I suppose I could make the test readings optional, spend no classroom time on them, base no assignments or test questions on them, and fully disclose the arrangement to my students. But my experience of college students and non-required reading assignments tells me that exactly nobody would do the reading or fill out the survey, unless they thought it would curry favor with me (so maybe the disclosure is a bad idea). I don’t imagine that is what the consultant has in mind.

It is possible that I have misconstrued an important part of this invitation. So I have offered the emailer to write a response, and if he does I will post it. I’ve also decided to redact the identifying details. I realize that lowers the probability of getting a response, but my purpose is to make it known that this kind of thing goes on  — not to embarrass the specific parties involved.

The usability of statistics; or, what happens when you think that (p=.05) != (p=.06)

The difference between significant and not significant is not itself significant.

That is the title of a 2006 paper by statisticians Andrew Gelman and Hal Stern. It is also the theme of a new review article in Nature Neuroscience by Sander Nieuwenhuis, Birte U Forstmann, and Eric-Jan Wagenmakers (via Gelman’s blog). The review examined several hundred papers in behavioral, systems, and cognitive neuroscience. Of all the papers that tried to compare two effects, about half of them made this error instead of properly testing for an interaction.

I don’t know how often the error makes it through to published papers in social and personality psychology, but I see it pretty regularly as a reviewer. I call it when I see it; sometimes other reviewers call it out too, sometimes they don’t.

I can also remember making this error as a grad student – and my advisor correcting me on it. But the funny thing is, it’s not something I was taught. I’m quite sure that nowhere along the way did any of my teachers say you can compare two effects by seeing if one is significant and the other isn’t. I just started doing it on my own. (And now I sometimes channel my old advisor and correct my own students on the same error, and I’m sure nobody’s teaching it to them either.)

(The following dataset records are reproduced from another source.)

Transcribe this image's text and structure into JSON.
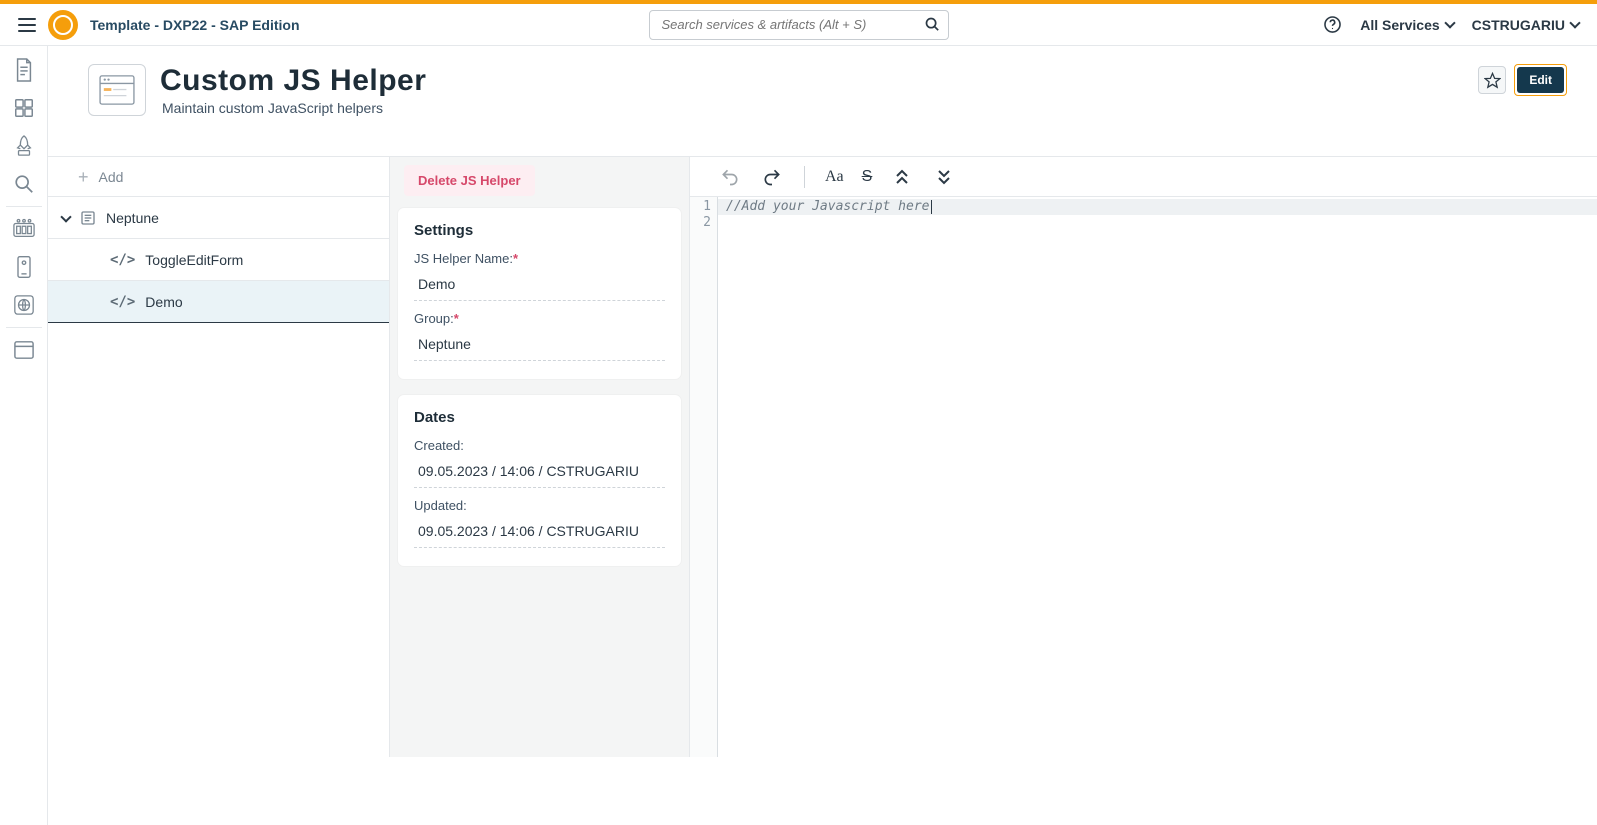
{
  "header": {
    "template_label": "Template  - DXP22 - SAP Edition",
    "search_placeholder": "Search services & artifacts (Alt + S)",
    "all_services_label": "All Services",
    "username": "CSTRUGARIU"
  },
  "page": {
    "title": "Custom JS Helper",
    "subtitle": "Maintain custom JavaScript helpers",
    "edit_label": "Edit"
  },
  "tree": {
    "add_label": "Add",
    "group_label": "Neptune",
    "items": [
      {
        "label": "ToggleEditForm"
      },
      {
        "label": "Demo"
      }
    ]
  },
  "details": {
    "delete_label": "Delete JS Helper",
    "settings_heading": "Settings",
    "name_label": "JS Helper Name:",
    "name_value": "Demo",
    "group_label": "Group:",
    "group_value": "Neptune",
    "dates_heading": "Dates",
    "created_label": "Created:",
    "created_value": "09.05.2023 / 14:06 / CSTRUGARIU",
    "updated_label": "Updated:",
    "updated_value": "09.05.2023 / 14:06 / CSTRUGARIU"
  },
  "editor": {
    "lines": [
      "//Add your Javascript here",
      ""
    ]
  }
}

If I wasn’t taught to make this error, where was I getting it from? When we talk about whether researchers have biases, usually we think of hot-button issues like political bias. But I think this reflects a more straightforward kind of bias — old habits of thinking that we carry with us into our professional work. To someone without scientific training, it seems like you should be able to ask “Does X cause Y, yes or no?” and expect a straightforward answer. Scientific training teaches us a couple of things. First, the question is too simple: it’s not a yes or no question; the answer is always going to come with some uncertainty; etc. Second, the logic behind the tool that most of us use – null hypothesis significance testing (NHST) – does not even approximate the form of the question. (Roughly: “In a world where X has zero effect on Y, would we see a result this far from the truth less than 5% of the time?”)

So I think what happens is that when we are taught the abstract logic of what we are doing, it doesn’t really pervade our thinking until it’s been ground into us through repetition. For a period of time – maybe in some cases forever – we carry out the mechanics of what we have been taught to do (run an ANOVA) but we map it onto our old habits of thinking (“Does X cause Y, yes or no?”). And then we elaborate and extrapolate from them in ways that are entirely sensible by their own internal logic (“One ANOVA was significant and the other wasn’t, so X causes Y more than it causes Z, right?”).

One of the arguments you sometimes hear against NHST is that it doesn’t reflect the way researchers think. It’s a sort of usability argument: NHST is the butterfly ballot of statistical methods. In principle, I don’t think that argument carries the day on its own (if we need to use methods and models that don’t track our intuitions, we should). But it should be part of the discussion. And importantly, the Nieuwenhuis et al. review shows us how using unintuitive methods can have real consequences.